Она вдруг отвернулась от него, вновь накрылась ягушкой, сказала еле слышно:

— Может, тебе оставить меня, Арсин?

— Как оставить? Не пойму что-то, — растерялся он. — Зачем?

— Ну… другую возьмешь. Которая родить сможет.

— Да ты что, Таясь? Ты в своем уме?

— А что тут такого? А то еще одну жену в дом приведи. Вой старик Митри — до сих пор двух жен имеет. Одна — старуха, от которой нет у него детей. И вторая, молодая — от этой два сына, как богатыри растут.

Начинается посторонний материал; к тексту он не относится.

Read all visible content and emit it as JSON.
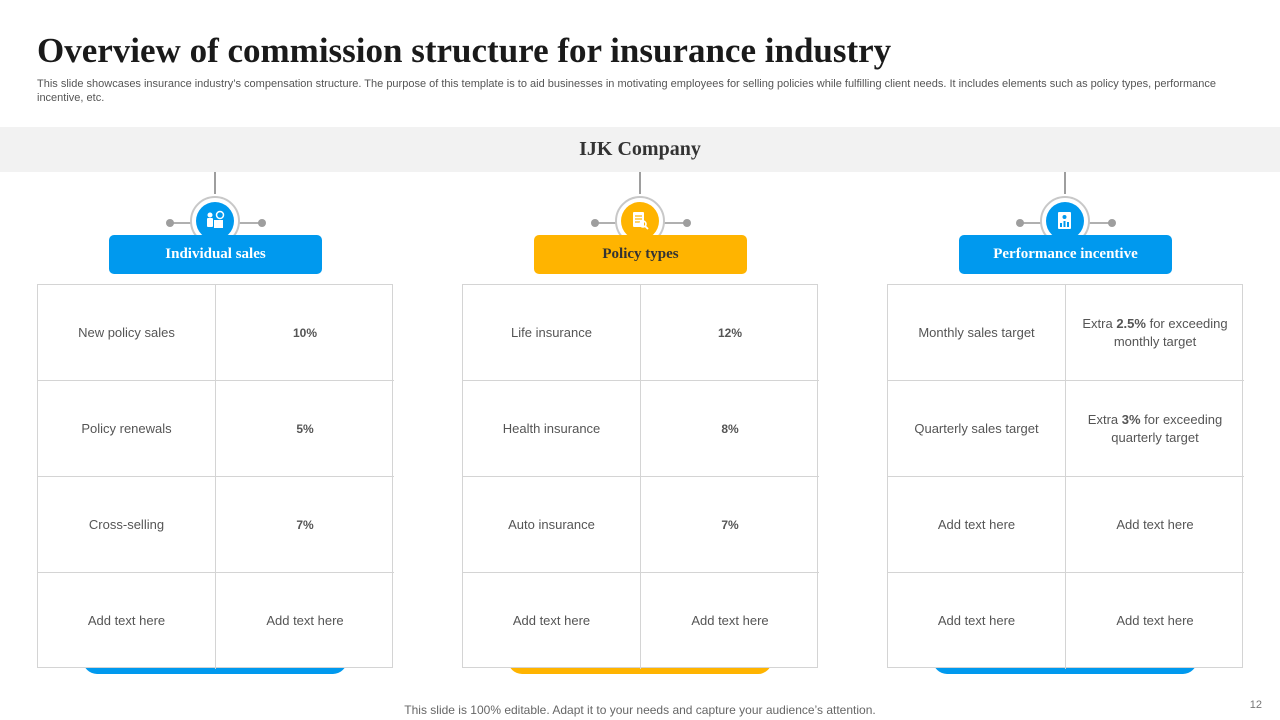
{
  "slide": {
    "title": "Overview of commission  structure for insurance industry",
    "subtitle": "This slide showcases insurance industry’s compensation structure. The purpose of this template is to aid businesses in motivating employees for selling policies while fulfilling client needs. It includes elements such as policy types, performance incentive, etc.",
    "company": "IJK Company",
    "footer": "This slide is 100% editable. Adapt it to your needs and capture your audience’s attention.",
    "page_number": "12"
  },
  "colors": {
    "blue": "#0099ee",
    "orange": "#ffb400",
    "band": "#f2f2f2"
  },
  "columns": [
    {
      "header": "Individual  sales",
      "icon": "sales-person-icon",
      "rows": [
        {
          "label": "New policy sales",
          "value": "10%"
        },
        {
          "label": "Policy renewals",
          "value": "5%"
        },
        {
          "label": "Cross-selling",
          "value": "7%"
        },
        {
          "label": "Add text here",
          "value": "Add text here"
        }
      ]
    },
    {
      "header": "Policy  types",
      "icon": "policy-document-search-icon",
      "rows": [
        {
          "label": "Life insurance",
          "value": "12%"
        },
        {
          "label": "Health insurance",
          "value": "8%"
        },
        {
          "label": "Auto insurance",
          "value": "7%"
        },
        {
          "label": "Add text here",
          "value": "Add text here"
        }
      ]
    },
    {
      "header": "Performance  incentive",
      "icon": "performance-report-icon",
      "rows": [
        {
          "label": "Monthly sales target",
          "value_prefix": "Extra ",
          "value_bold": "2.5%",
          "value_suffix": " for exceeding monthly target"
        },
        {
          "label": "Quarterly sales target",
          "value_prefix": "Extra ",
          "value_bold": "3%",
          "value_suffix": " for exceeding quarterly target"
        },
        {
          "label": "Add text here",
          "value": "Add text here"
        },
        {
          "label": "Add text here",
          "value": "Add text here"
        }
      ]
    }
  ]
}
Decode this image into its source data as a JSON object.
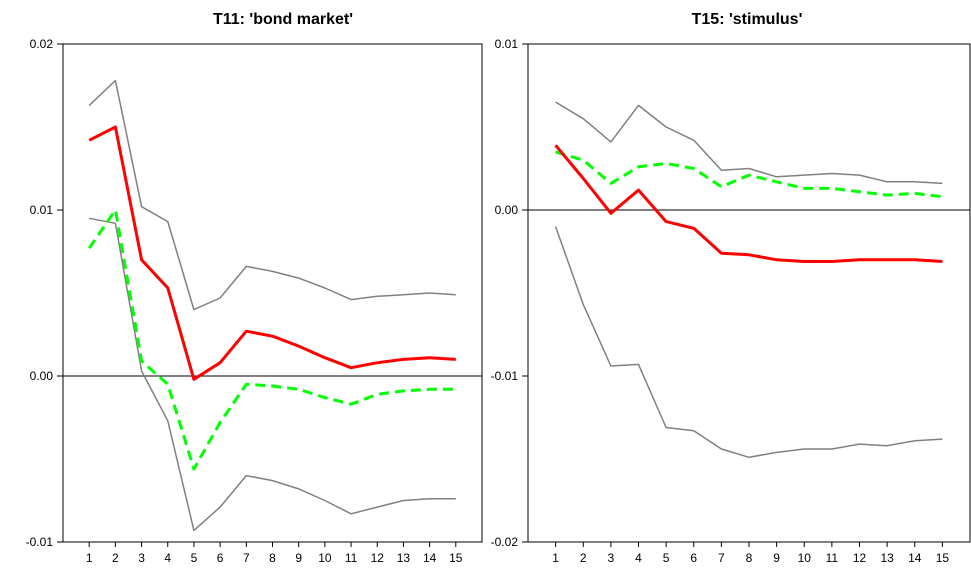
{
  "chart_data": [
    {
      "type": "line",
      "title": "T11: 'bond market'",
      "xlabel": "",
      "ylabel": "",
      "x": [
        1,
        2,
        3,
        4,
        5,
        6,
        7,
        8,
        9,
        10,
        11,
        12,
        13,
        14,
        15
      ],
      "ylim": [
        -0.01,
        0.02
      ],
      "yticks": [
        -0.01,
        0.0,
        0.01,
        0.02
      ],
      "ytick_labels": [
        "-0.01",
        "0.00",
        "0.01",
        "0.02"
      ],
      "zero_line": true,
      "grid": false,
      "series": [
        {
          "role": "upper-band",
          "color": "#808080",
          "style": "solid",
          "values": [
            0.0163,
            0.0178,
            0.0102,
            0.0093,
            0.004,
            0.0047,
            0.0066,
            0.0063,
            0.0059,
            0.0053,
            0.0046,
            0.0048,
            0.0049,
            0.005,
            0.0049
          ]
        },
        {
          "role": "lower-band",
          "color": "#808080",
          "style": "solid",
          "values": [
            0.0095,
            0.0092,
            0.0003,
            -0.0027,
            -0.0093,
            -0.0079,
            -0.006,
            -0.0063,
            -0.0068,
            -0.0075,
            -0.0083,
            -0.0079,
            -0.0075,
            -0.0074,
            -0.0074
          ]
        },
        {
          "role": "dashed-response",
          "color": "#00ff00",
          "style": "dashed",
          "values": [
            0.0077,
            0.01,
            0.0009,
            -0.0005,
            -0.0056,
            -0.0028,
            -0.0005,
            -0.0006,
            -0.0008,
            -0.0013,
            -0.0017,
            -0.0011,
            -0.0009,
            -0.0008,
            -0.0008
          ]
        },
        {
          "role": "response",
          "color": "#ff0000",
          "style": "solid",
          "values": [
            0.0142,
            0.015,
            0.007,
            0.0053,
            -0.0002,
            0.0008,
            0.0027,
            0.0024,
            0.0018,
            0.0011,
            0.0005,
            0.0008,
            0.001,
            0.0011,
            0.001
          ]
        }
      ]
    },
    {
      "type": "line",
      "title": "T15: 'stimulus'",
      "xlabel": "",
      "ylabel": "",
      "x": [
        1,
        2,
        3,
        4,
        5,
        6,
        7,
        8,
        9,
        10,
        11,
        12,
        13,
        14,
        15
      ],
      "ylim": [
        -0.02,
        0.01
      ],
      "yticks": [
        -0.02,
        -0.01,
        0.0,
        0.01
      ],
      "ytick_labels": [
        "-0.02",
        "-0.01",
        "0.00",
        "0.01"
      ],
      "zero_line": true,
      "grid": false,
      "series": [
        {
          "role": "upper-band",
          "color": "#808080",
          "style": "solid",
          "values": [
            0.0065,
            0.0055,
            0.0041,
            0.0063,
            0.005,
            0.0042,
            0.0024,
            0.0025,
            0.002,
            0.0021,
            0.0022,
            0.0021,
            0.0017,
            0.0017,
            0.0016
          ]
        },
        {
          "role": "lower-band",
          "color": "#808080",
          "style": "solid",
          "values": [
            -0.001,
            -0.0057,
            -0.0094,
            -0.0093,
            -0.0131,
            -0.0133,
            -0.0144,
            -0.0149,
            -0.0146,
            -0.0144,
            -0.0144,
            -0.0141,
            -0.0142,
            -0.0139,
            -0.0138
          ]
        },
        {
          "role": "dashed-response",
          "color": "#00ff00",
          "style": "dashed",
          "values": [
            0.0035,
            0.003,
            0.0016,
            0.0026,
            0.0028,
            0.0025,
            0.0014,
            0.0021,
            0.0017,
            0.0013,
            0.0013,
            0.0011,
            0.0009,
            0.001,
            0.0008
          ]
        },
        {
          "role": "response",
          "color": "#ff0000",
          "style": "solid",
          "values": [
            0.0039,
            0.0019,
            -0.0002,
            0.0012,
            -0.0007,
            -0.0011,
            -0.0026,
            -0.0027,
            -0.003,
            -0.0031,
            -0.0031,
            -0.003,
            -0.003,
            -0.003,
            -0.0031
          ]
        }
      ]
    }
  ]
}
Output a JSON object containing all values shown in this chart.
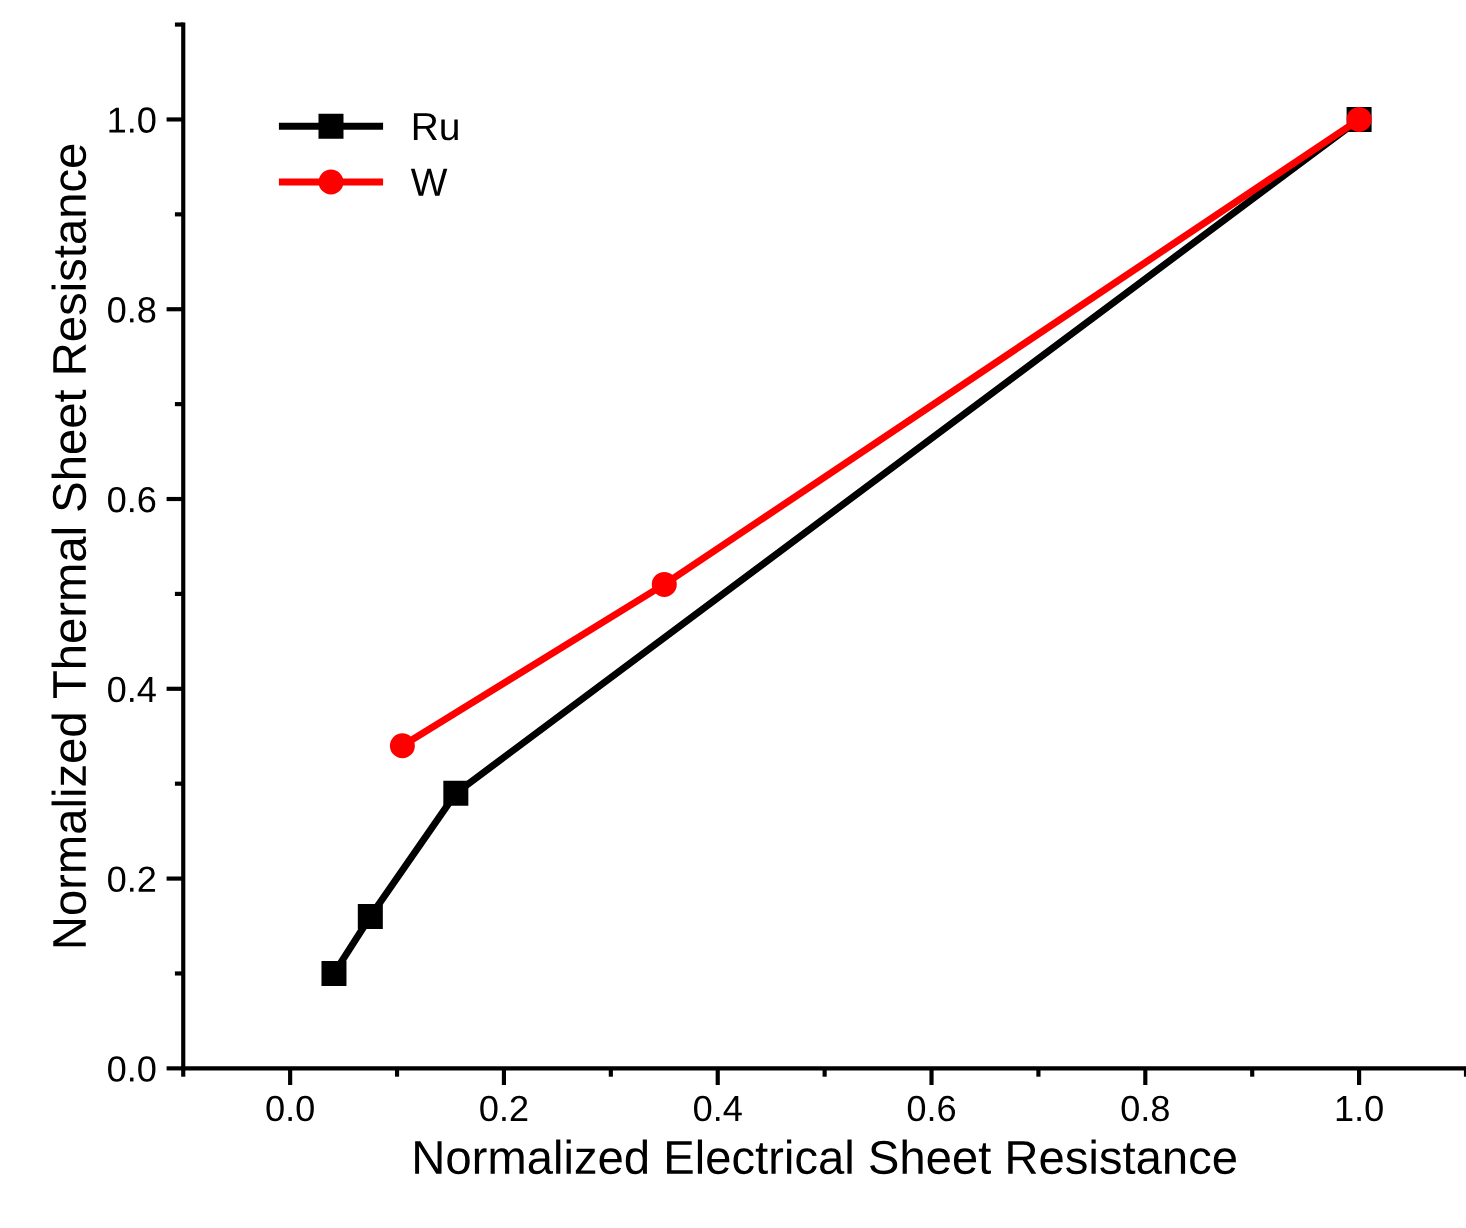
{
  "chart_data": {
    "type": "line",
    "xlabel": "Normalized Electrical Sheet Resistance",
    "ylabel": "Normalized Thermal Sheet Resistance",
    "xlim": [
      -0.1,
      1.1
    ],
    "ylim": [
      0,
      1.1
    ],
    "xticks": [
      {
        "value": 0,
        "label": "0.0"
      },
      0.2,
      0.4,
      0.6,
      0.8,
      {
        "value": 1,
        "label": "1.0"
      }
    ],
    "yticks": [
      {
        "value": 0,
        "label": "0.0"
      },
      0.2,
      0.4,
      0.6,
      0.8,
      {
        "value": 1,
        "label": "1.0"
      }
    ],
    "legend": "top left",
    "grid": false,
    "series": [
      {
        "name": "Ru",
        "color": "#000000",
        "marker": "square",
        "x": [
          0.041,
          0.075,
          0.155,
          1.0
        ],
        "values": [
          0.1,
          0.16,
          0.29,
          1.0
        ]
      },
      {
        "name": "W",
        "color": "#ff0000",
        "marker": "circle",
        "x": [
          0.105,
          0.35,
          1.0
        ],
        "values": [
          0.34,
          0.51,
          1.0
        ]
      }
    ]
  }
}
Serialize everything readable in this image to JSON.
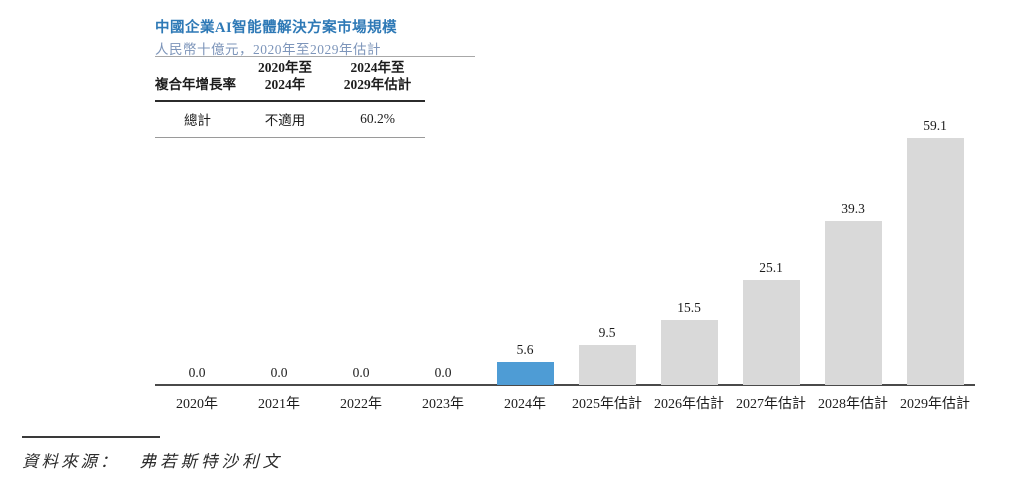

— Ты хоть думаешь, что говоришь, Таясь? Нет, что-то с тобой совсем неладно… Я уже не тот молоденький Арсин, как когда-то, но клятвы нашей у старого кедра не позабыл! — Он поднялся, зажег лампу на столе, присел у постели на корточках. Погладил волосы, с состраданием вглядываясь в ее лицо.

— Да ну, что ты, в самом деле, Арсин, — смутилась она. — Нормальная я. Просто видишь, как все получилось… А теперь мысли в голове все перепутались, как сети, которые скользкий налим в тугой узел закрутил… — Она опять смахнула слезы. — Это какой-то нечистый меня малость ума лишил. Не бойся, Арсин, не буду больше так, не обижайся.

Они еще долго говорили в эту ночь. Трудно — словно длинную трехстенную муксуновую сеть ставили. И уж под утро порешили, что Таясь сходит к вдове Окуль, у которой прошлой осенью провалился под лед муж. Уже после этого несчастного случая, в Месяц Ветров, родила Окуль сыновей-близнецов. Четверо у нее стало. Нелегко ей, бедной, с такой артелью управляться. Так может, отдаст им одного сына? И Окуль полегче, и у них в доме детские ножки топотать будут… Может, согласится?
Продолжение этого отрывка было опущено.